Compared to the first half of 2014, the $343.8 million of first half 2015 amounts to just 6% of the prior-year period's $5.3 billion volume. Major TV station group deals in the first half of 2014 included the Granite Broadcasting Corp. 11-station sale for $300 million in February; the LIN Media LLC and Media General $2.5 billion merger announcement in March; the Graham Holdings Co. divestiture of Miami NBC affiliate WPLG to Berkshire Hathaway Inc. for $364 million, also in March; Gannett Co. Inc.’s purchase of London Broadcasting’s six stations in Texas for $215 million in May; and the 21st Century Fox TV station swap with Cox Media Group in June valued at $859.3 million.
In the first half of 2015, the deal market settled into a more modest pace, with average monthly volumes of $60 million and the occasional $100-million-plus month, with Alpha Media and Gray TV the most active radio and TV buyers. There is still appetite for additional station consolidation, although radio deal financing is deterred by high debt leverage multiples and ad revenue softness, while the FCC incentive auction scheduled for 2016 has TV station owners in major markets holding out for potentially higher spectrum values.
Cash flow multiples are still unchanged, hovering between 6.0x-7.0x (radio) and 8.0x (TV), a level that has become standard for the last three years. Transactions in top markets could boost the multiples, but the focus of the deal market has almost completely shifted to small markets and non-rated areas. The three top radio deals of the quarter and two of the three top TV deals all took place in markets ranked 100-plus.
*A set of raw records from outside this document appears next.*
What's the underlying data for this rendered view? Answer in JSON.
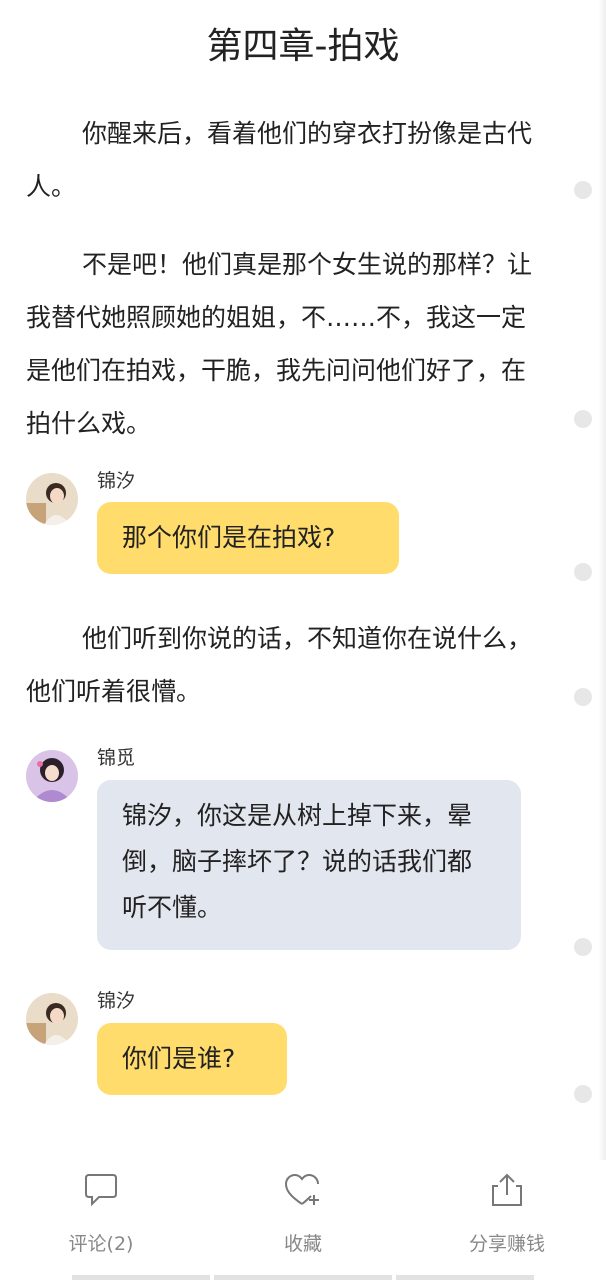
{
  "chapter": {
    "title": "第四章-拍戏"
  },
  "paragraphs": [
    "你醒来后，看着他们的穿衣打扮像是古代人。",
    "不是吧！他们真是那个女生说的那样？让我替代她照顾她的姐姐，不……不，我这一定是他们在拍戏，干脆，我先问问他们好了，在拍什么戏。",
    "他们听到你说的话，不知道你在说什么，他们听着很懵。"
  ],
  "messages": [
    {
      "speaker": "锦汐",
      "text": "那个你们是在拍戏?",
      "bubble_color": "#ffdc6b",
      "avatar_icon": "avatar-jinxi"
    },
    {
      "speaker": "锦觅",
      "text": "锦汐，你这是从树上掉下来，晕倒，脑子摔坏了？说的话我们都听不懂。",
      "bubble_color": "#e2e6ee",
      "avatar_icon": "avatar-jinmi"
    },
    {
      "speaker": "锦汐",
      "text": "你们是谁?",
      "bubble_color": "#ffdc6b",
      "avatar_icon": "avatar-jinxi"
    }
  ],
  "actions": {
    "comment_label": "评论(2)",
    "favorite_label": "收藏",
    "share_label": "分享赚钱",
    "comment_icon": "comment-bubble-icon",
    "favorite_icon": "heart-plus-icon",
    "share_icon": "share-upload-icon"
  },
  "colors": {
    "yellow_bubble": "#ffdc6b",
    "blue_bubble": "#e2e6ee",
    "label_gray": "#888888"
  }
}
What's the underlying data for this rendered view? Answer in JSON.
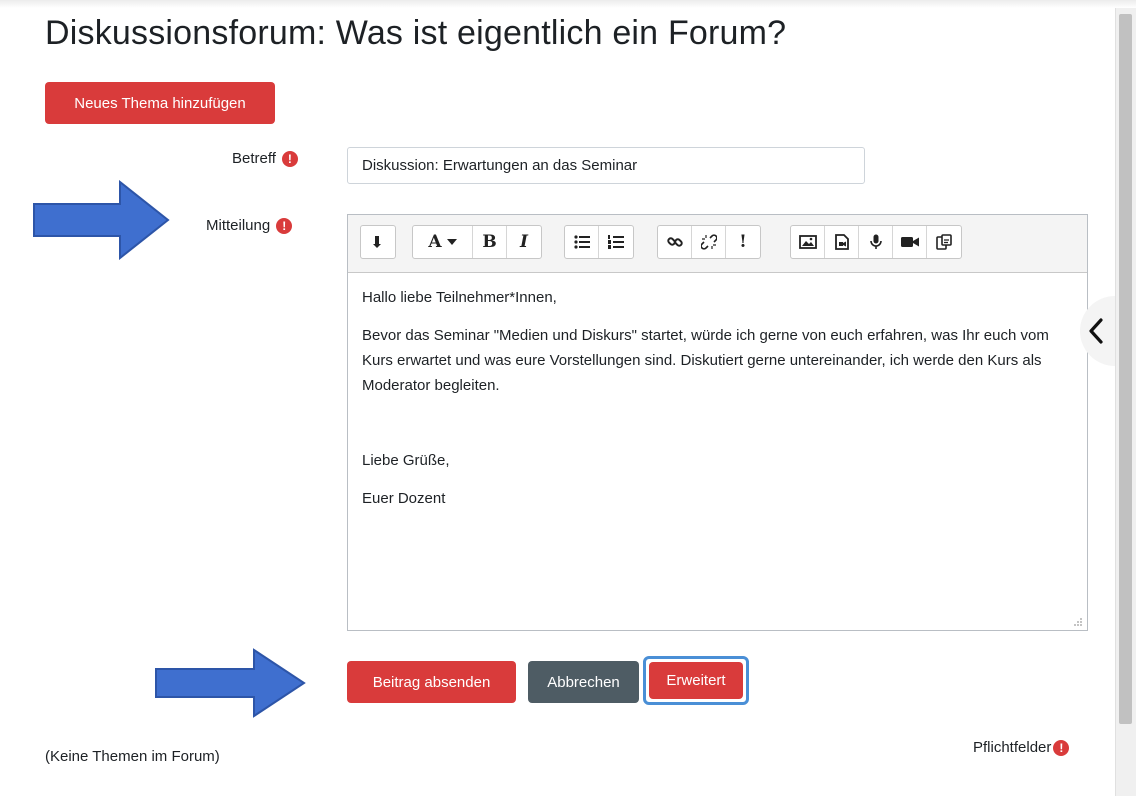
{
  "page": {
    "title": "Diskussionsforum: Was ist eigentlich ein Forum?",
    "new_topic_label": "Neues Thema hinzufügen",
    "no_topics_text": "(Keine Themen im Forum)",
    "required_fields_text": "Pflichtfelder"
  },
  "form": {
    "subject_label": "Betreff",
    "subject_value": "Diskussion: Erwartungen an das Seminar",
    "message_label": "Mitteilung",
    "message_paragraphs": [
      "Hallo liebe Teilnehmer*Innen,",
      "Bevor das Seminar \"Medien und Diskurs\" startet, würde ich gerne von euch erfahren, was Ihr euch vom Kurs erwartet und was eure Vorstellungen sind. Diskutiert gerne untereinander, ich werde den Kurs als Moderator begleiten.",
      "Liebe Grüße,",
      "Euer Dozent"
    ],
    "submit_label": "Beitrag absenden",
    "cancel_label": "Abbrechen",
    "advanced_label": "Erweitert"
  },
  "toolbar": {
    "font_label": "A",
    "bold_label": "B",
    "italic_label": "I",
    "important_label": "!"
  },
  "colors": {
    "primary_red": "#d93b3b",
    "secondary_grey": "#4e5c64",
    "arrow_blue": "#3f6fcf",
    "highlight_border": "#4a8fd6"
  }
}
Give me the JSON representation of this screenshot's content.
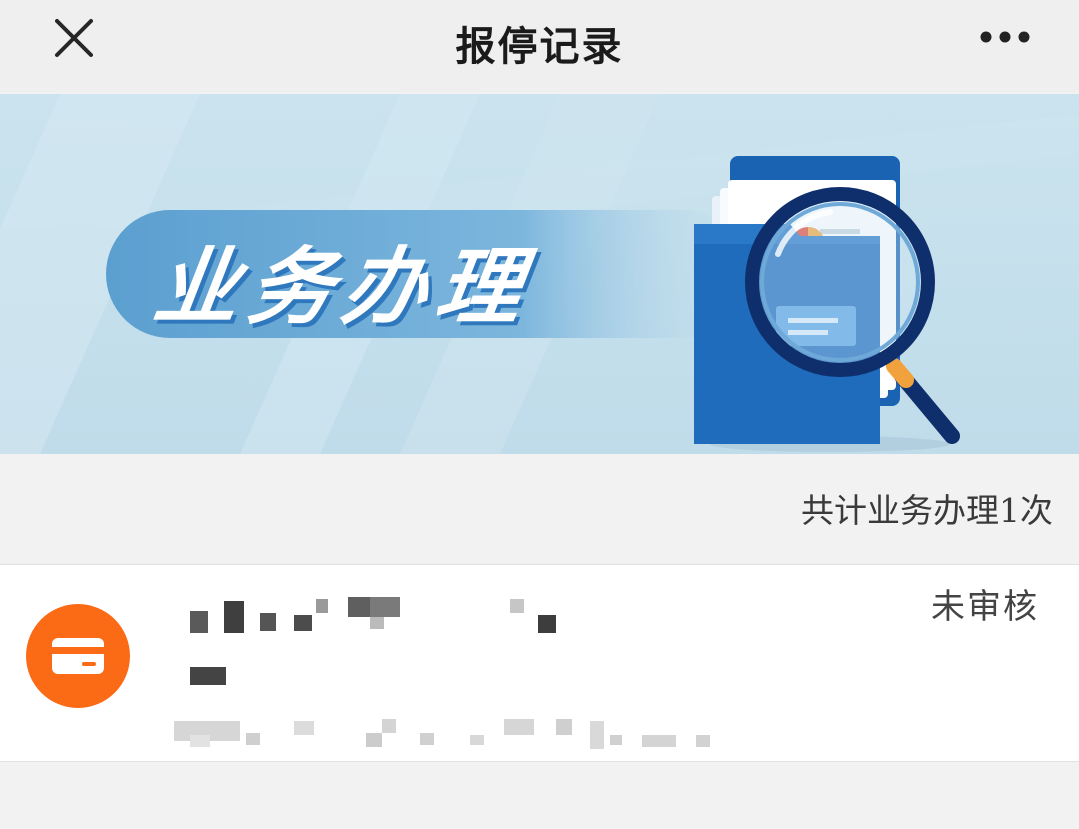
{
  "nav": {
    "title": "报停记录",
    "close_icon": "close-icon",
    "more_icon": "more-dots-icon"
  },
  "banner": {
    "text": "业务办理",
    "illustration": "folder-magnifier-illustration"
  },
  "summary": {
    "text": "共计业务办理1次"
  },
  "record": {
    "icon": "card-icon",
    "status": "未审核",
    "accent_color": "#fb6a15"
  },
  "colors": {
    "banner_bg": "#c7e0ec",
    "banner_pill": "#5fa3d3",
    "folder_blue": "#1c6fc2"
  }
}
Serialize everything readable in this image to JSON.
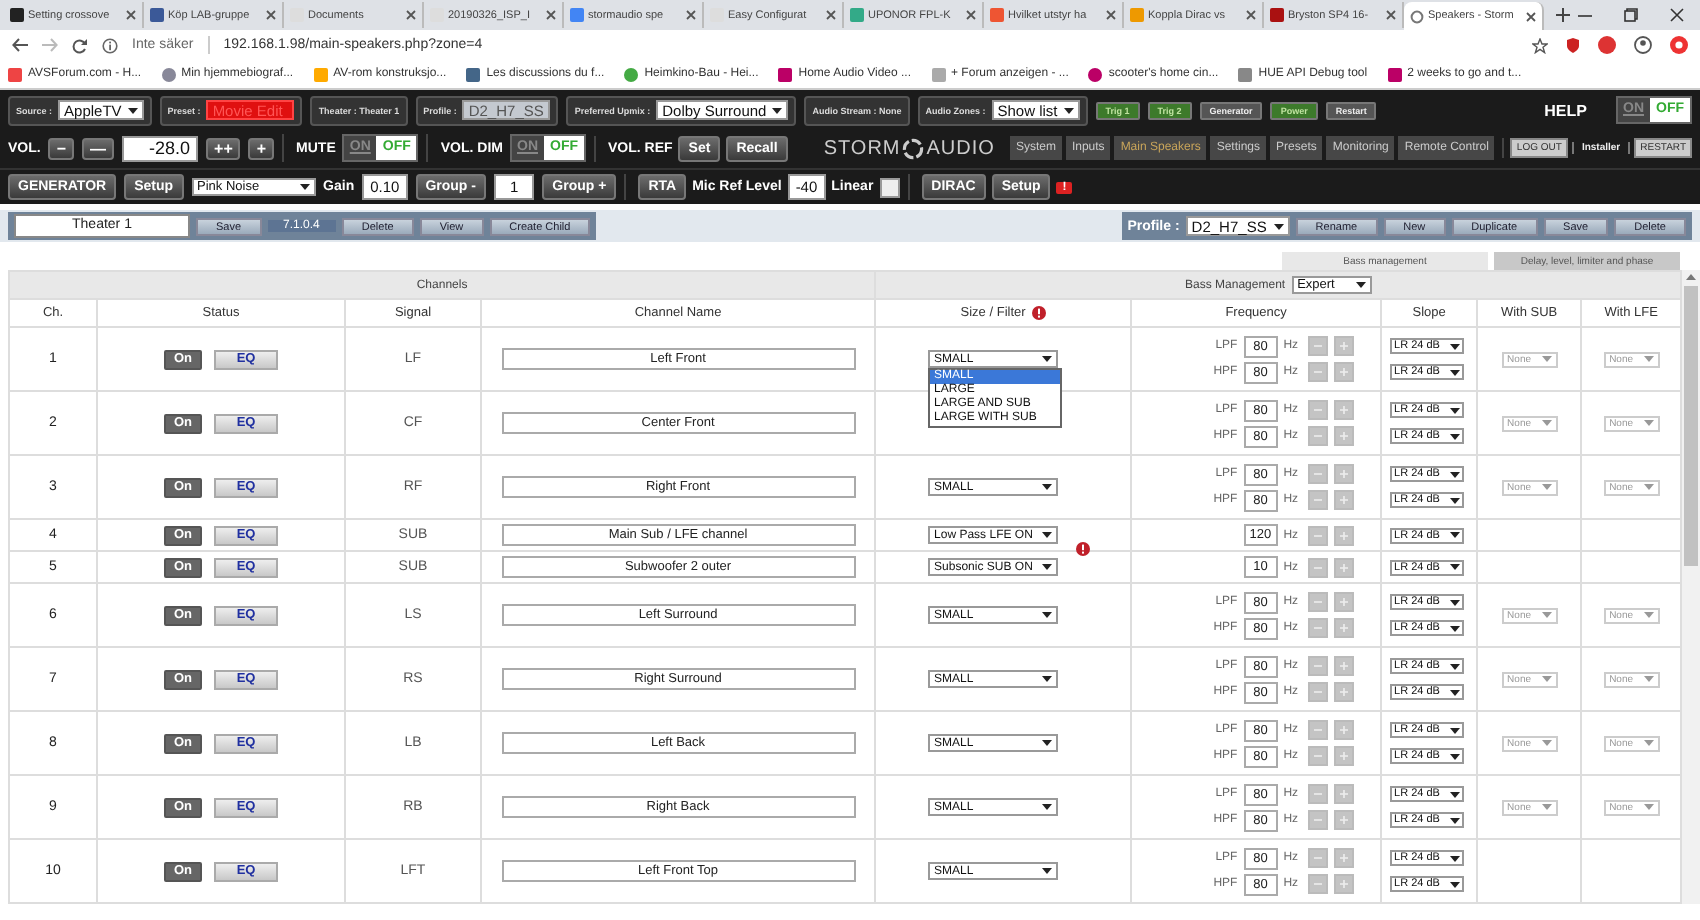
{
  "browser": {
    "tabs": [
      {
        "title": "Setting crossove",
        "selected": false
      },
      {
        "title": "Köp LAB-gruppe",
        "selected": false
      },
      {
        "title": "Documents",
        "selected": false
      },
      {
        "title": "20190326_ISP_I",
        "selected": false
      },
      {
        "title": "stormaudio spe",
        "selected": false
      },
      {
        "title": "Easy Configurat",
        "selected": false
      },
      {
        "title": "UPONOR FPL-K",
        "selected": false
      },
      {
        "title": "Hvilket utstyr ha",
        "selected": false
      },
      {
        "title": "Koppla Dirac vs",
        "selected": false
      },
      {
        "title": "Bryston SP4 16-",
        "selected": false
      },
      {
        "title": "Speakers - Storm",
        "selected": true
      }
    ],
    "address": {
      "security": "Inte säker",
      "url": "192.168.1.98/main-speakers.php?zone=4"
    },
    "bookmarks": [
      "AVSForum.com - H...",
      "Min hjemmebiograf...",
      "AV-rom konstruksjo...",
      "Les discussions du f...",
      "Heimkino-Bau - Hei...",
      "Home Audio Video ...",
      "+ Forum anzeigen - ...",
      "scooter's home cin...",
      "HUE API Debug tool",
      "2 weeks to go and t..."
    ]
  },
  "header": {
    "selectors": [
      {
        "label": "Source :",
        "value": "AppleTV",
        "kind": "select"
      },
      {
        "label": "Preset :",
        "value": "Movie Edit",
        "kind": "alert"
      },
      {
        "label": "Theater : Theater 1",
        "kind": "plain"
      },
      {
        "label": "Profile :",
        "value": "D2_H7_SS",
        "kind": "disabled"
      },
      {
        "label": "Preferred Upmix :",
        "value": "Dolby Surround",
        "kind": "select"
      },
      {
        "label": "Audio Stream : None",
        "kind": "plain"
      },
      {
        "label": "Audio Zones :",
        "value": "Show list",
        "kind": "select"
      }
    ],
    "triggers": [
      {
        "label": "Trig 1",
        "on": true
      },
      {
        "label": "Trig 2",
        "on": true
      },
      {
        "label": "Generator",
        "on": false
      },
      {
        "label": "Power",
        "on": true
      },
      {
        "label": "Restart",
        "on": false
      }
    ],
    "help": {
      "label": "HELP",
      "on_text": "ON",
      "off_text": "OFF",
      "on": false
    }
  },
  "volume": {
    "label": "VOL.",
    "down": [
      "−",
      "—"
    ],
    "value": "-28.0",
    "up": [
      "++",
      "+"
    ]
  },
  "toggles": [
    {
      "label": "MUTE",
      "on_text": "ON",
      "off_text": "OFF",
      "on": false
    },
    {
      "label": "VOL. DIM",
      "on_text": "ON",
      "off_text": "OFF",
      "on": false
    }
  ],
  "vol_ref": {
    "label": "VOL. REF",
    "buttons": [
      "Set",
      "Recall"
    ]
  },
  "logo": {
    "left": "STORM",
    "right": "AUDIO"
  },
  "nav": [
    {
      "label": "System",
      "selected": false
    },
    {
      "label": "Inputs",
      "selected": false
    },
    {
      "label": "Main Speakers",
      "selected": true
    },
    {
      "label": "Settings",
      "selected": false
    },
    {
      "label": "Presets",
      "selected": false
    },
    {
      "label": "Monitoring",
      "selected": false
    },
    {
      "label": "Remote Control",
      "selected": false
    }
  ],
  "session": {
    "logout": "LOG OUT",
    "user": "Installer",
    "restart": "RESTART"
  },
  "generator": {
    "label": "GENERATOR",
    "setup": "Setup",
    "signal": "Pink Noise",
    "gain_label": "Gain",
    "gain": "0.10",
    "group_minus": "Group -",
    "group": "1",
    "group_plus": "Group +"
  },
  "rta": {
    "label": "RTA",
    "mic_label": "Mic Ref Level",
    "mic": "-40",
    "linear_label": "Linear",
    "linear": false
  },
  "dirac": {
    "label": "DIRAC",
    "setup": "Setup",
    "alert": "!"
  },
  "theater_bar": {
    "name": "Theater 1",
    "actions": [
      {
        "label": "Save",
        "kind": "button"
      },
      {
        "label": "7.1.0.4",
        "kind": "info"
      },
      {
        "label": "Delete",
        "kind": "button"
      },
      {
        "label": "View",
        "kind": "button"
      },
      {
        "label": "Create Child",
        "kind": "button"
      }
    ]
  },
  "profile_bar": {
    "label": "Profile :",
    "value": "D2_H7_SS",
    "actions": [
      "Rename",
      "New",
      "Duplicate",
      "Save",
      "Delete"
    ]
  },
  "section_tabs": [
    {
      "label": "Bass management",
      "selected": true
    },
    {
      "label": "Delay, level, limiter and phase",
      "selected": false
    }
  ],
  "table": {
    "group_title": "Channels",
    "bass_label": "Bass Management",
    "bass_mode": "Expert",
    "columns": [
      {
        "label": "Ch."
      },
      {
        "label": "Status"
      },
      {
        "label": "Signal"
      },
      {
        "label": "Channel Name"
      },
      {
        "label": "Size / Filter",
        "warning": true
      },
      {
        "label": "Frequency"
      },
      {
        "label": "Slope"
      },
      {
        "label": "With SUB"
      },
      {
        "label": "With LFE"
      }
    ],
    "rows": [
      {
        "ch": "1",
        "kind": "speaker",
        "on": "On",
        "eq": "EQ",
        "signal": "LF",
        "name": "Left Front",
        "size": "SMALL",
        "options": [
          {
            "label": "SMALL",
            "selected": true
          },
          {
            "label": "LARGE",
            "selected": false
          },
          {
            "label": "LARGE AND SUB",
            "selected": false
          },
          {
            "label": "LARGE WITH SUB",
            "selected": false
          }
        ],
        "filters": [
          {
            "label": "LPF",
            "value": "80",
            "unit": "Hz",
            "slope": "LR 24 dB"
          },
          {
            "label": "HPF",
            "value": "80",
            "unit": "Hz",
            "slope": "LR 24 dB"
          }
        ],
        "with_sub": "None",
        "with_lfe": "None"
      },
      {
        "ch": "2",
        "kind": "speaker",
        "on": "On",
        "eq": "EQ",
        "signal": "CF",
        "name": "Center Front",
        "filters": [
          {
            "label": "LPF",
            "value": "80",
            "unit": "Hz",
            "slope": "LR 24 dB"
          },
          {
            "label": "HPF",
            "value": "80",
            "unit": "Hz",
            "slope": "LR 24 dB"
          }
        ],
        "with_sub": "None",
        "with_lfe": "None"
      },
      {
        "ch": "3",
        "kind": "speaker",
        "on": "On",
        "eq": "EQ",
        "signal": "RF",
        "name": "Right Front",
        "size": "SMALL",
        "filters": [
          {
            "label": "LPF",
            "value": "80",
            "unit": "Hz",
            "slope": "LR 24 dB"
          },
          {
            "label": "HPF",
            "value": "80",
            "unit": "Hz",
            "slope": "LR 24 dB"
          }
        ],
        "with_sub": "None",
        "with_lfe": "None"
      },
      {
        "ch": "4",
        "kind": "sub",
        "on": "On",
        "eq": "EQ",
        "signal": "SUB",
        "name": "Main Sub / LFE channel",
        "size": "Low Pass LFE ON",
        "filters": [
          {
            "value": "120",
            "unit": "Hz",
            "slope": "LR 24 dB"
          }
        ]
      },
      {
        "ch": "5",
        "kind": "sub",
        "on": "On",
        "eq": "EQ",
        "signal": "SUB",
        "name": "Subwoofer 2 outer",
        "size": "Subsonic SUB ON",
        "warning": true,
        "filters": [
          {
            "value": "10",
            "unit": "Hz",
            "slope": "LR 24 dB"
          }
        ]
      },
      {
        "ch": "6",
        "kind": "speaker",
        "on": "On",
        "eq": "EQ",
        "signal": "LS",
        "name": "Left Surround",
        "size": "SMALL",
        "filters": [
          {
            "label": "LPF",
            "value": "80",
            "unit": "Hz",
            "slope": "LR 24 dB"
          },
          {
            "label": "HPF",
            "value": "80",
            "unit": "Hz",
            "slope": "LR 24 dB"
          }
        ],
        "with_sub": "None",
        "with_lfe": "None"
      },
      {
        "ch": "7",
        "kind": "speaker",
        "on": "On",
        "eq": "EQ",
        "signal": "RS",
        "name": "Right Surround",
        "size": "SMALL",
        "filters": [
          {
            "label": "LPF",
            "value": "80",
            "unit": "Hz",
            "slope": "LR 24 dB"
          },
          {
            "label": "HPF",
            "value": "80",
            "unit": "Hz",
            "slope": "LR 24 dB"
          }
        ],
        "with_sub": "None",
        "with_lfe": "None"
      },
      {
        "ch": "8",
        "kind": "speaker",
        "on": "On",
        "eq": "EQ",
        "signal": "LB",
        "name": "Left Back",
        "size": "SMALL",
        "filters": [
          {
            "label": "LPF",
            "value": "80",
            "unit": "Hz",
            "slope": "LR 24 dB"
          },
          {
            "label": "HPF",
            "value": "80",
            "unit": "Hz",
            "slope": "LR 24 dB"
          }
        ],
        "with_sub": "None",
        "with_lfe": "None"
      },
      {
        "ch": "9",
        "kind": "speaker",
        "on": "On",
        "eq": "EQ",
        "signal": "RB",
        "name": "Right Back",
        "size": "SMALL",
        "filters": [
          {
            "label": "LPF",
            "value": "80",
            "unit": "Hz",
            "slope": "LR 24 dB"
          },
          {
            "label": "HPF",
            "value": "80",
            "unit": "Hz",
            "slope": "LR 24 dB"
          }
        ],
        "with_sub": "None",
        "with_lfe": "None"
      },
      {
        "ch": "10",
        "kind": "speaker",
        "on": "On",
        "eq": "EQ",
        "signal": "LFT",
        "name": "Left Front Top",
        "size": "SMALL",
        "filters": [
          {
            "label": "LPF",
            "value": "80",
            "unit": "Hz",
            "slope": "LR 24 dB"
          },
          {
            "label": "HPF",
            "value": "80",
            "unit": "Hz",
            "slope": "LR 24 dB"
          }
        ]
      }
    ]
  }
}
In the largest radio deal of Q2 2015, Alpha Media LLC bested its two top deals of Q1 with the $38.25 million acquisition of Morris Communications and its 36 radio stations in five rated and three non-rated markets. It was Alpha Media’s largest acquisition since the merger of Alpha Broadcasting LLC and L&L Broadcasting LLC in April 2014. SNL Kagan estimates a 7.0x forward seller’s multiple for the rated FM stations and a 6.0x multiple for the rated AM stations, resulting in an overall multiple of 6.7x.
Alpha Media’s two top acquisitions in Q1 remain at ranks two and three on the annual list. With a total of $83.8 million spent on six deals in 2015 (three of them in Q2), Alpha Media remains the only radio company to have registered any deals of more than $10 million.
Gray Television Inc., the top TV buyer of Q1, struck twice in Q2. In April, Gray TV paid $10.25 million/8.0x forward seller’s cash flow for WAGM in Maine’s Presque Isle market (rank 205). In May, Gray surpassed its top Q1 deal, paying $33.6 million to Investment Company of America for KOSA, the CBS affiliate (with MyNetworkTV on a secondary channel) in the Odessa-Midland, Texas, market (rank 146). It was the highest price paid for a single small-market TV station since June 2014.
The only large TV deal in a top-100 market happened in May in Hawaii, when KITV Inc. paid $21.0 million to Hearst Stations Inc. for ABC affiliate KITV in Honolulu (rank 69) and its two full-power translators.
So far, the TV market has registered five transactions above the $10 million mark, four of them in Q2. With 15 of the top 20 TV transactions of the first half of 2015 taking place in Q2, the TV deal volume of the second quarter was almost 4x as high as that of Q1.